Геодезисты «привязали» его строительство не где-нибудь в стороне,
а на живописном берегу рукодельного моря, почти в центре
растущего города. «Привязка» так понравилась партийным
министрам, что комбинат скорёхонько построили, и дела Свиридовска
круто пошли в гору….
Комбинат быстро всосал и поставил к станку всех, кому надоела
бродячая жизнь на бесчисленных новостройках. Потом он выжал всю
рабочую силу из большинства окрестных деревень, и они на
глазах пришли в убедительный и полный упадок. По ходу дела
деревеньки признавались неперспективными, в них закрывались
сельмаги, начальные школы и фельдшерские пункты. Произошло
укрупнение беспомощных колхозиков и земледельческих артелей, путём
их простого арифметического сложения. И незначительные
«барановки», «осиновки» и «берёзовки», эти мелконькие
веснушки-конопушки на тучном теле матушки-родины, окончательно сгинули
вместе со своей столетней и никому не нужной историей.

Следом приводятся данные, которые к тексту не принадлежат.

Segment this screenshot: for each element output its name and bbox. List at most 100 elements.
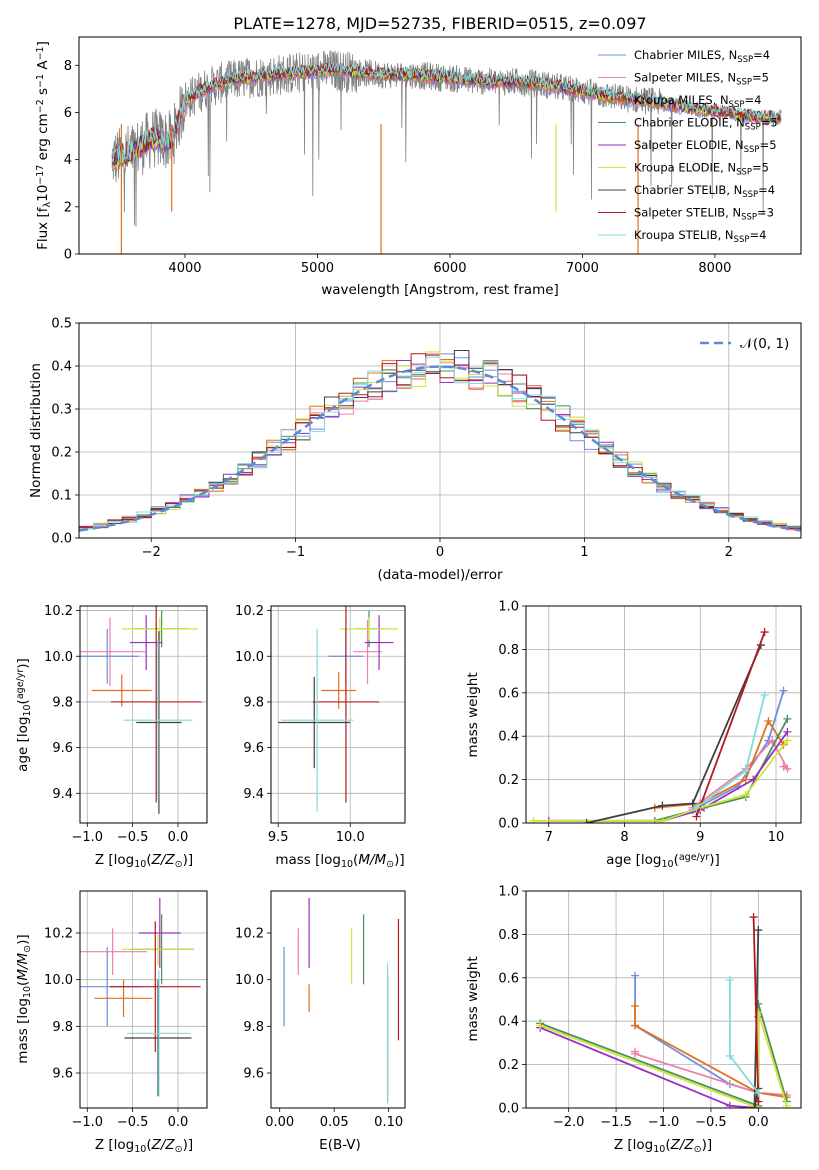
massweight-line-0 — [634, 975, 760, 1108]
massweight-marker-7-1 — [760, 628, 769, 637]
y-tick-label: 0.3 — [51, 403, 72, 418]
legend-sub: SSP — [734, 235, 750, 245]
massweight-marker-2-0 — [631, 1002, 640, 1011]
legend-label-6: Chabrier STELIB, NSSP=4 — [634, 183, 775, 200]
x-tick-label: 6000 — [433, 261, 466, 276]
y-tick-label: 9.6 — [243, 1067, 264, 1082]
spectrum-chart: 4000 5000 6000 7000 8000 0 2 4 6 8 wavelength [Ang… — [35, 36, 802, 298]
y-tick-label: 10.2 — [44, 604, 73, 619]
legend-sub: SSP — [741, 212, 757, 222]
massweight-marker-6-2 — [688, 799, 697, 808]
mass-vs-Z-xlabel-part: Z [log — [95, 1137, 134, 1153]
age-vs-Z-ylabel-part: 10 — [22, 704, 33, 716]
legend-label-2: Kroupa MILES, NSSP=4 — [634, 93, 761, 110]
mass-vs-Z-ylabel-part: mass [log — [15, 998, 31, 1064]
age-vs-mass-xlabel-part: mass [log — [275, 852, 341, 868]
x-tick-label: −1.0 — [71, 830, 103, 845]
legend-label-7: Salpeter STELIB, NSSP=3 — [634, 206, 774, 223]
mass-vs-Z-xlabel-part: Z/Z — [151, 1137, 176, 1153]
legend-sub: SSP — [742, 190, 758, 200]
y-tick-label: 10.0 — [235, 650, 264, 665]
legend-name: Chabrier ELODIE, N — [634, 116, 745, 130]
legend-name: Chabrier STELIB, N — [634, 183, 742, 197]
massweight-marker-5-3 — [741, 790, 750, 799]
x-tick-label: 0.0 — [168, 1115, 189, 1130]
x-tick-label: 0.05 — [320, 1115, 349, 1130]
massweight-vs-Z-xlabel: Z [log10(Z/Z⊙)] — [614, 1137, 712, 1155]
x-tick-label: −0.5 — [695, 1115, 727, 1130]
massweight-marker-0-3 — [779, 686, 788, 695]
x-tick-label: 7 — [545, 830, 553, 845]
massweight-marker-8-0 — [692, 803, 701, 812]
x-tick-label: 1 — [580, 545, 588, 560]
y-tick-label: 0.2 — [498, 773, 519, 788]
legend-count: =5 — [752, 71, 769, 85]
massweight-vs-age-xlabel-part: age/yr — [679, 852, 710, 863]
massweight-vs-age-xlabel-part: ( — [674, 852, 679, 868]
massweight-marker-3-3 — [783, 714, 792, 723]
legend-name: Kroupa MILES, N — [634, 93, 729, 107]
plot-area — [80, 606, 202, 814]
x-tick-label: 8 — [620, 830, 628, 845]
legend-name: Salpeter STELIB, N — [634, 206, 741, 220]
x-tick-label: −0.5 — [117, 1115, 149, 1130]
y-tick-label: 9.4 — [243, 787, 264, 802]
x-tick-label: −1.0 — [648, 1115, 680, 1130]
massweight-line-7 — [752, 916, 760, 1102]
massweight-marker-6-1 — [658, 801, 667, 810]
mass-vs-ebv-xlabel: E(B-V) — [319, 1137, 361, 1153]
plot-area — [278, 606, 398, 812]
y-tick-label: 0.5 — [51, 317, 72, 332]
axes-frame — [79, 890, 208, 1109]
legend-sub: SSP — [744, 145, 760, 155]
massweight-marker-4-3 — [749, 775, 758, 784]
y-tick-label: 9.6 — [52, 1067, 73, 1082]
age-vs-mass-chart: 9.5 10.0 9.4 9.6 9.8 10.0 10.2 mass [log10(M/M⊙… — [235, 604, 406, 870]
legend-sub: SSP — [736, 167, 752, 177]
x-tick-label: 9.5 — [268, 830, 289, 845]
mass-vs-Z-ylabel-part: )] — [15, 934, 31, 945]
age-vs-mass-xlabel-part: ⊙ — [386, 859, 394, 870]
y-tick-label: 10.0 — [44, 973, 73, 988]
massweight-marker-6-0 — [754, 926, 763, 935]
legend-sub: SSP — [737, 55, 753, 65]
legend-label-4: Salpeter ELODIE, NSSP=5 — [634, 138, 777, 155]
massweight-marker-5-0 — [529, 816, 538, 823]
legend-gaussian-label: 𝒩(0, 1) — [740, 336, 789, 352]
massweight-line-6 — [586, 644, 762, 823]
x-tick-label: 0.10 — [374, 1115, 403, 1130]
x-tick-label: 4000 — [168, 261, 201, 276]
massweight-vs-age-xlabel-part: 10 — [661, 859, 673, 870]
x-tick-label: 8000 — [698, 261, 731, 276]
spectrum-ylabel-part: λ — [42, 202, 53, 208]
y-tick-label: 0.2 — [498, 1058, 519, 1073]
y-tick-label: 9.8 — [243, 695, 264, 710]
age-vs-Z-ylabel: age [log10(age/yr)] — [15, 658, 33, 772]
legend-count: =5 — [761, 116, 778, 130]
massweight-line-5 — [539, 1012, 788, 1108]
mass-vs-Z-xlabel-part: ⊙ — [175, 1144, 183, 1155]
plot-area — [111, 50, 782, 254]
y-tick-label: 4 — [64, 153, 72, 168]
massweight-vs-age-ylabel: mass weight — [465, 672, 481, 757]
residuals-xlabel: (data-model)/error — [377, 567, 503, 583]
y-tick-label: 0 — [64, 248, 72, 263]
massweight-vs-Z-chart: −2.0 −1.5 −1.0 −0.5 0.0 0.0 0.2 0.4 0.6 0.8 1.0 Z [… — [465, 885, 802, 1155]
legend-label-5: Kroupa ELODIE, NSSP=5 — [634, 161, 769, 178]
massweight-marker-2-3 — [764, 717, 773, 726]
legend-count: =4 — [749, 228, 766, 242]
legend-count: =4 — [758, 183, 775, 197]
mass-vs-Z-xlabel: Z [log10(Z/Z⊙)] — [95, 1137, 193, 1155]
residuals-ylabel: Normed distribution — [28, 363, 44, 498]
x-tick-label: 10.0 — [336, 830, 365, 845]
massweight-line-7 — [695, 631, 766, 817]
histogram-8 — [79, 356, 801, 538]
mass-vs-Z-xlabel-part: ( — [146, 1137, 151, 1153]
massweight-marker-2-1 — [631, 1021, 640, 1030]
massweight-marker-8-1 — [725, 1051, 734, 1060]
y-tick-label: 1.0 — [498, 600, 519, 615]
y-tick-label: 9.8 — [52, 695, 73, 710]
massweight-marker-8-1 — [741, 766, 750, 775]
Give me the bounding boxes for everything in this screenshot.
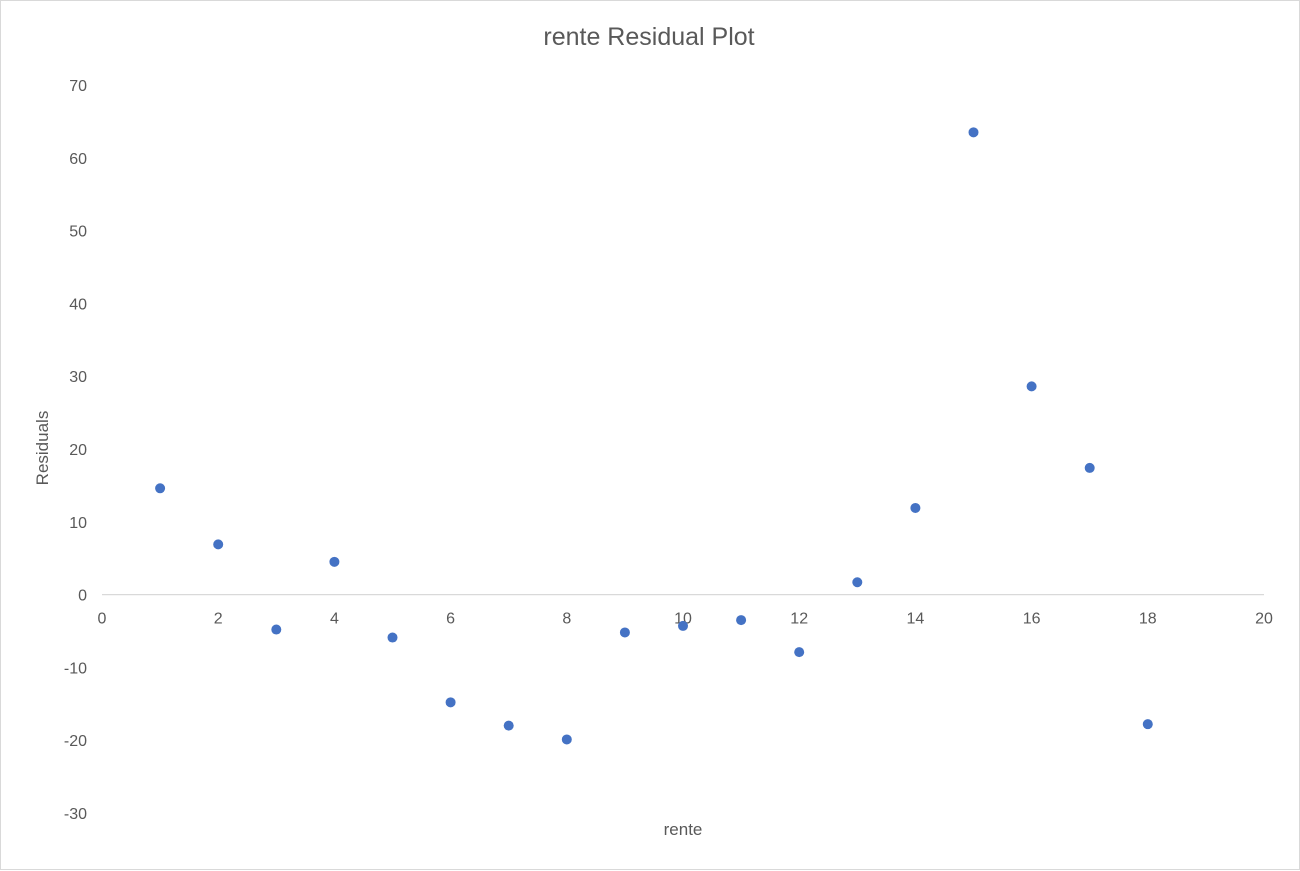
data-point [445, 697, 456, 708]
data-point [155, 483, 166, 494]
x-axis-title: rente [664, 820, 703, 839]
y-axis-title: Residuals [33, 411, 52, 486]
data-point [736, 615, 747, 626]
data-point [1142, 719, 1153, 730]
x-tick-label: 14 [907, 611, 925, 628]
y-tick-label: 10 [69, 515, 87, 532]
data-point [910, 502, 921, 513]
y-tick-label: 30 [69, 369, 87, 386]
x-tick-label: 16 [1023, 611, 1041, 628]
data-point [213, 539, 224, 550]
data-point [794, 647, 805, 658]
y-tick-label: 50 [69, 224, 87, 241]
chart-title: rente Residual Plot [543, 23, 754, 51]
data-point [329, 556, 340, 567]
x-tick-label: 4 [330, 611, 339, 628]
data-points [155, 127, 1153, 745]
x-tick-label: 12 [790, 611, 808, 628]
data-point [619, 627, 630, 638]
x-tick-label: 2 [214, 611, 223, 628]
x-tick-labels: 0 2 4 6 8 10 12 14 16 18 20 [98, 611, 1273, 628]
y-tick-label: 0 [78, 588, 87, 605]
data-point [1026, 381, 1037, 392]
y-tick-label: -20 [64, 733, 87, 750]
y-tick-labels: -30 -20 -10 0 10 20 30 40 50 60 70 [64, 78, 87, 823]
data-point [678, 620, 688, 631]
data-point [1084, 462, 1095, 473]
x-tick-label: 8 [562, 611, 571, 628]
y-tick-label: 40 [69, 296, 87, 313]
y-tick-label: 60 [69, 151, 87, 168]
x-tick-label: 18 [1139, 611, 1157, 628]
x-tick-label: 0 [98, 611, 107, 628]
data-point [561, 734, 572, 745]
y-tick-label: -10 [64, 660, 87, 677]
data-point [852, 577, 863, 588]
x-tick-label: 6 [446, 611, 455, 628]
y-tick-label: 20 [69, 442, 87, 459]
y-tick-label: -30 [64, 806, 87, 823]
data-point [271, 624, 282, 635]
data-point [503, 720, 514, 731]
y-tick-label: 70 [69, 78, 87, 95]
data-point [968, 127, 979, 138]
x-tick-label: 20 [1255, 611, 1273, 628]
data-point [387, 632, 398, 643]
x-tick-label: 10 [674, 611, 692, 628]
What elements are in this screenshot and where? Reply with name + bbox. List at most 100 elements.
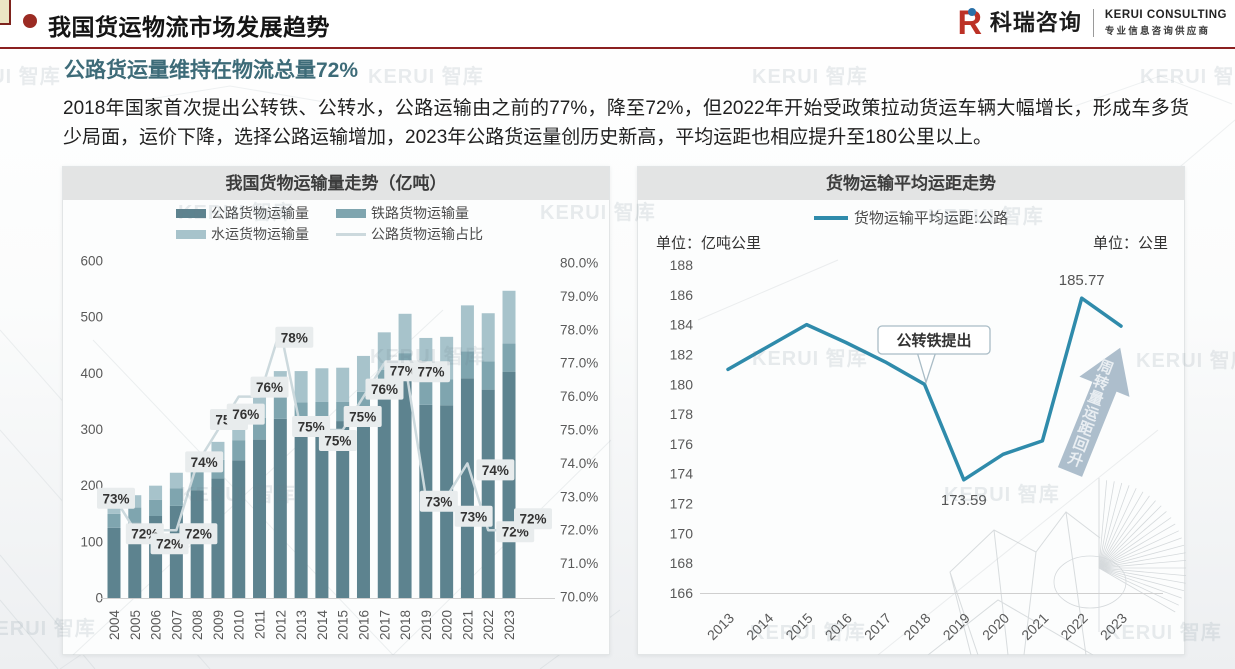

Сначала от них ещё оставались невзрачные серые избы с
заколоченными окнами, тесные баньки, топившиеся «по-черному», уютные
прудики с мелким карасём и весёлыми лягушками, заросшие
крапивой огороды, покосившиеся заборы и скотные дворы с
провалившимися крышами. А потом и это пропало. Только внимательный
глаз мог разглядеть остатки земляных плотин, представить
зеркала деревенских прудов, а по листьям одичавшего хрена
определить границы дворов, где когда-то жили люди, приговорённые к
культурной городской жизни. Так вымерли все мелкие
деревеньки, но рабочих рук в городе все равно не хватало, и в
Свиридовск, по зову партии и комсомола, потянулись молодые ткачихи и
прядильщицы со всей страны…
И тут случился нехороший перекос в составе населения из-за острой
нехватки свободных мужчин. Чтобы не плодить матерей-одиночек и
сохранить от повального блуда чужих мужей, перекос решили
устранить строительством новых предприятий, почти и не нужных
городу. Политика придавила экономику весом партийных
решений, и мужиков заметно прибавилось. А от них, как и положено,
завелись ребятишки, детские сады и школы. И всё вроде
складывалось благополучно. Открылось новое кладбище, появились на
нём первые родные могилки, и незаметно образовались тысячи
невидимых ниточек и узелков, которые крепко привязывают
человека к месту.
Городская квартира – дело удобное. Но в ней особо не развернешься:
тут дырку проеферил, там. Полку повесил. Покурил с соседом.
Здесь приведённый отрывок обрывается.